En el mismo informe hay otro punto importante. Al gobernador le advierten que “hay un problema con la licencia y con la Anla”. Y le piden un favor bastante particular. “Es importante que nos ayude invitando a la directora de la Anla a que visite el proyecto. Estamos ad portas de una sanción ambiental por unas actuaciones que hizo EPM sin que estuvieran en la licencia y luego las informaron. EPM dice que ellos lo podían hacer porque generaba menor impacto ambiental, pero la Anla está molesta. Creo que con razón porque EPM se los saltó”.

Ante este comentario, el gobernador escribe un apunte impactante: “¿Y yo voy a poner la cara por EPM?”. Este hecho genera inquietudes entre los investigadores porque consideran que, ante semejante desastre que le comunican a Fajardo y frente a la grave conducta de EPM de realizar obras sin licencia ambiental, el entonces gobernador se limita simplemente a preguntar si él debe poner la cara por EPM. Él, como miembro principal de la junta directiva, ¿no debió acaso apersonarse del asunto o por lo menos haber dado instrucciones para que se le hiciera un llamado de atención a EPM, no incurriera en irregularidades y tomara decisiones efectivas que no pusieran en riesgo el megaproyecto?

Un nuevo informe, fechado el 12 de julio de 2013, apenas un mes después de estas advertencias, muestra cómo el tema no cesó allí. “Tuvimos junta hace una semana. El proyecto avanza bien y a buen ritmo, pero aún está retrasado con respecto al cronograma. Se plantearon por parte de EPM alternativas técnicas para minimizar el riesgo de más retrasos”, señala.

Luego le advierten al gobernador otro tema clave. “Ruta crítica: la desviación del río en el primer semestre de 2014 y hoy estamos muy ajustados para cumplir este hito”, señala.

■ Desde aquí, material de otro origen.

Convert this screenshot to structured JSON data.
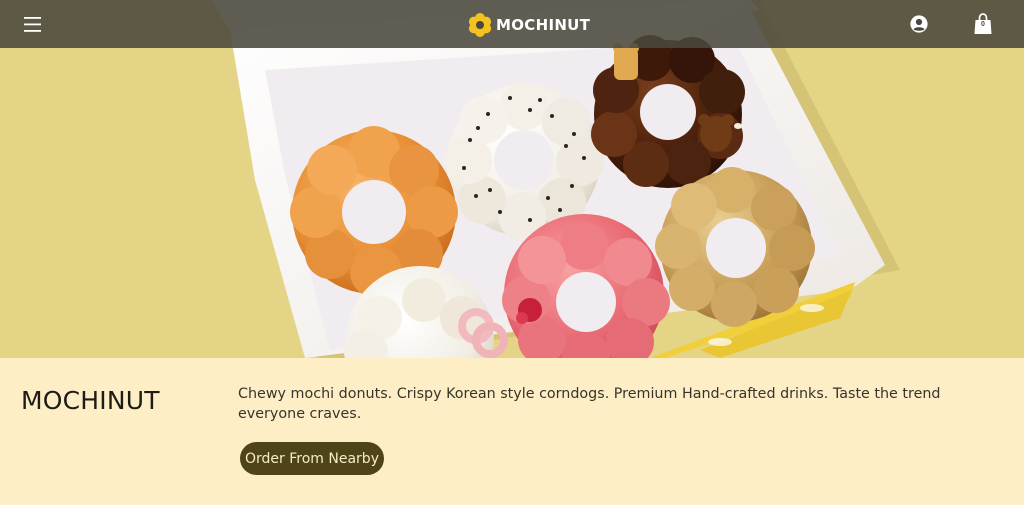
{
  "header": {
    "brand_name": "MOCHINUT",
    "cart_count": "0"
  },
  "icons": {
    "menu": "hamburger-menu-icon",
    "logo": "flower-donut-logo-icon",
    "account": "user-circle-icon",
    "cart": "shopping-bag-icon"
  },
  "hero": {
    "image": "box of six mochi donuts: orange sugar, sesame glaze, chocolate bear, pink strawberry, cinnamon sugar, white chocolate pretzel"
  },
  "info": {
    "title": "MOCHINUT",
    "description": "Chewy mochi donuts. Crispy Korean style corndogs. Premium Hand-crafted drinks. Taste the trend everyone craves.",
    "cta_label": "Order From Nearby"
  },
  "colors": {
    "hero_background": "#e4d486",
    "header_background": "#4a483c",
    "info_background": "#fdeec5",
    "cta_background": "#4f4418",
    "logo_yellow": "#f3c21f"
  }
}
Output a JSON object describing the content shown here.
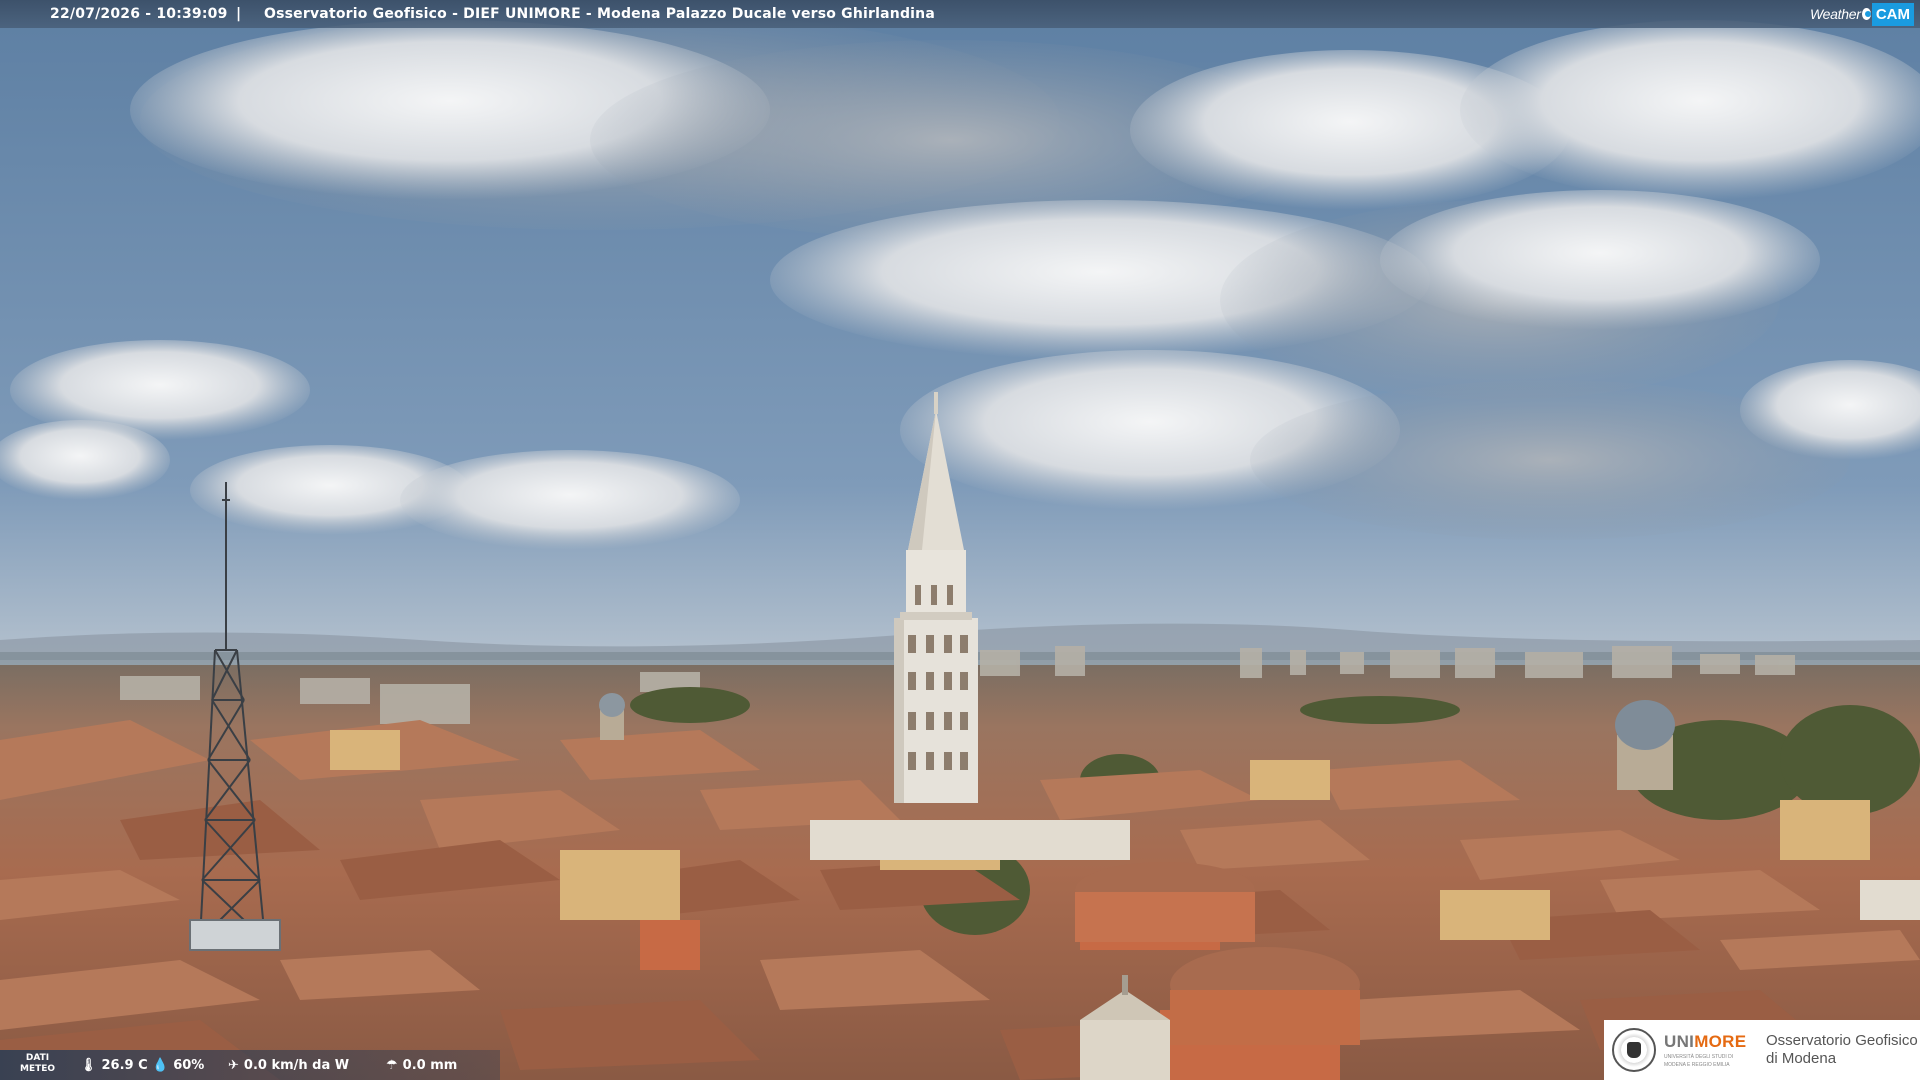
{
  "caption": {
    "timestamp": "22/07/2026 - 10:39:09",
    "separator": "|",
    "title": "Osservatorio Geofisico - DIEF UNIMORE - Modena Palazzo Ducale verso Ghirlandina"
  },
  "brand": {
    "weather": "Weather",
    "cam": "CAM"
  },
  "meteo": {
    "label_line1": "DATI",
    "label_line2": "METEO",
    "temperature": "26.9 C",
    "humidity": "60%",
    "wind": "0.0 km/h da W",
    "rain": "0.0 mm"
  },
  "logo": {
    "uni_part1": "UNI",
    "uni_part2": "MORE",
    "uni_sub1": "UNIVERSITÀ DEGLI STUDI DI",
    "uni_sub2": "MODENA E REGGIO EMILIA",
    "obs_line1": "Osservatorio Geofisico",
    "obs_line2": "di Modena"
  },
  "colors": {
    "sky_top": "#5d7fa3",
    "sky_horizon": "#b7c3cf",
    "roof": "#a86b4f",
    "tower": "#e6e2da",
    "cam_blue": "#1a9be0",
    "unimore_orange": "#e56a12"
  }
}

Además lanza una alarma sobre el problema que puede abrirse. “Si no se desvía el río en esa fecha, no existe posibilidad de entrar en operación 2019, con las consabidas multas de la Comisión de Regulación de Energía y Gas (Creg)”. En este mismo informe le piden al gobernador que firme un documento “sin ninguna responsabilidad contractual”, sino únicamente como “testigo de excepción” para darles formalidad a los compromisos.

El gobernador Fajardo contesta a esto con dos preguntas. La primera es ¿cuándo se sabe con certeza? y la segunda, ¿paga EPM? Esta última sobre la posibilidad de multas de la Creg.

Quienes han adelantado las investigaciones por este caso se sorprendieron porque el entonces gobernador pareciera haberse preocupado solamente por quién contractualmente debía pagar las sanciones. Sin embargo, no se le veía mayor angustia por el hecho de que los problemas del megaproyecto energético pusieran en riesgo la estabilidad en el suministro de energía del país.

Este informe tiene una implicación, a juicio de los investigadores de la Contraloría, en decisiones que se tomarían después respecto a un punto estructural y muy polémico del proyecto: la construcción del tercer túnel. Sobre esto, la Contraloría tiene algunos testimonios que considera relevantes. Uno de ellos es el de Gabriel Jaime Lacouture, quien laboró en Integral, uno de los contratistas de Hidroituango, desde 1989. Y quien estuvo en el proyecto Ituango desde 1999. Aunque empezó como ingeniero de diseño, al final se desempeñó como el líder de hidrología del proyecto.

“El tercer túnel, digamos, es un túnel convencional como cualquier otro, digamos, entre comillas, construir ese túnel y ponerlo a funcionar es algo convencional”, aseguró en su interrogatorio en el organismo de control. El hecho de que una obra rutinaria terminara por volverse una situación desastrosa para el proyecto es otro de los ejes de la investigación (ver video).